Corsair H105 review

Cooling 191 Page 1 of 13 Published by

teaser

Article

 

Introduction

Today we test and review the Corsair H105 liquid cooler. Corsair has been releasing a massive amount of Liquid coolers lately, we already reviewed the Corsair H110, H100i, H60 liquid coolers but yeah, we just had to share the results on their all new All-in-One liquid cooling solution Hydro H105 as well. The new 240mm liquid cooling kit features a 240 mm radiator that is thicker than normal, with a 38 mm thickness. As comparison the H100 uses a 27mm tick radiator. That should help you dissipate some extra heat from your processor. With cool looks and very silent operation we can see this product ending up in a lot of PC builds alright. 

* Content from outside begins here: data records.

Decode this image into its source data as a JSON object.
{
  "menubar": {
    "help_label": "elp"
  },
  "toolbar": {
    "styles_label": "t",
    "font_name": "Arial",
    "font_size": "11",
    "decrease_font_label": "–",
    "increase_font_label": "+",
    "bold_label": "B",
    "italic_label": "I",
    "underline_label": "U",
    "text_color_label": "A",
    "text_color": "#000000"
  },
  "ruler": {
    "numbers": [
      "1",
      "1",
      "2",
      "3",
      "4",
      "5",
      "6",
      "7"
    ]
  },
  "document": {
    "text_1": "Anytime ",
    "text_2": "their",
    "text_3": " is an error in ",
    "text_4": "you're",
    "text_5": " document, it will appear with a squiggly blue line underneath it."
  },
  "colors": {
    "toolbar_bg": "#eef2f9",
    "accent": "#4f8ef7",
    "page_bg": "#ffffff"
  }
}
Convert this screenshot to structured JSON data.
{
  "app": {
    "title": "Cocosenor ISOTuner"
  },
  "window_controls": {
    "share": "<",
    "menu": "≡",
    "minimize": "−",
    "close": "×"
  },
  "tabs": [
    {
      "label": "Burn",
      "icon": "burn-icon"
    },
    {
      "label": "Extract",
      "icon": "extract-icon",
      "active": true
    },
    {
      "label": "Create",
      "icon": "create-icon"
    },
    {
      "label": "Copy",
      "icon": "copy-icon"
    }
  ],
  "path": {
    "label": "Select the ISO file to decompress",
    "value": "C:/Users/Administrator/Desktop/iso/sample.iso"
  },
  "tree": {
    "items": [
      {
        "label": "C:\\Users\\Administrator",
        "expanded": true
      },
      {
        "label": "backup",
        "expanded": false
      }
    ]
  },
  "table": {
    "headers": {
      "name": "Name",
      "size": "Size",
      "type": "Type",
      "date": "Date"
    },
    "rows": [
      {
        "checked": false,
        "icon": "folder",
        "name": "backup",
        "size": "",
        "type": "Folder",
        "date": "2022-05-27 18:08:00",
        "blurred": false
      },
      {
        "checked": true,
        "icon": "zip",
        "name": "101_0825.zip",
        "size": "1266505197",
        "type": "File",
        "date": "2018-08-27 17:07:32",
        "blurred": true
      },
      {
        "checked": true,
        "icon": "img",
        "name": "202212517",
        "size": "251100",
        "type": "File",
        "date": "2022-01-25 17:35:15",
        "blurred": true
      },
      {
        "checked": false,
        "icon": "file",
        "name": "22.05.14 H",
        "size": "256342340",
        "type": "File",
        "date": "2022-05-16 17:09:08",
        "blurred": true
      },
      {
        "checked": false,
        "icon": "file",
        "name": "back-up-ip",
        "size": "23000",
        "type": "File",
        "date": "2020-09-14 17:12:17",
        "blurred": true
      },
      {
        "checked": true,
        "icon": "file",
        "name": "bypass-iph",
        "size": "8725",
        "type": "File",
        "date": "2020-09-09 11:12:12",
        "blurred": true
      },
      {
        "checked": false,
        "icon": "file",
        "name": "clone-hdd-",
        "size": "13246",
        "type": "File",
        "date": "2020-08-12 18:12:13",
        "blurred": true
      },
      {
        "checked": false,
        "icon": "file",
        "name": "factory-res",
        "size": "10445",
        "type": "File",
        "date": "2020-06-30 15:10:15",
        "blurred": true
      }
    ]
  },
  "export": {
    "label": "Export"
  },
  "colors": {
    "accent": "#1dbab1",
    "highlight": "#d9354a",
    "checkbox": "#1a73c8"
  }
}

Compared to the last generation of Hydro products Corsair changed the fan, tubing, pump and cooling blocks sizes. The H105 is a dual 120mm fan based liquid cooling solution that offers cooling performance at the level of the more expensive heat-pipe coolers in terms of cooling performance, as really it offers excellent performance for the money whilst remaining very silent. The Corsair Hydro H105 series once again is easy on the eyes and has a relatively simple to manage installation, the product is compatible with AMD Socket AM2, AM3, FM1 and FM2 any modern AMD CPU really. All current Intel socket formats are covered too, so whether you have a LGA1155, LGA1156, LGA1366 or LGA2011 motherboard this product will fit / can be used.

Corsair mounted two 120 mm SP120L fans that can spin at a programmable speed ranging from 800 RPM to 2700 RPM. They can push up to 73 CFM, make up to 37.3 dBA of noise, and have a static pressure of 3.9 mm of water.

So let's have a peek at the Corsair H105 and then head onwards into the review where we'll put it to the test with a Core i7 3770K processor, which we'll overclock at two voltage levels as well to see how well this cooling solution can absorb and exhaust heat.

We feel that the product is just a great product in combo with the severe hotness that are Sandy/Ivy Bridge and Haswell based processors.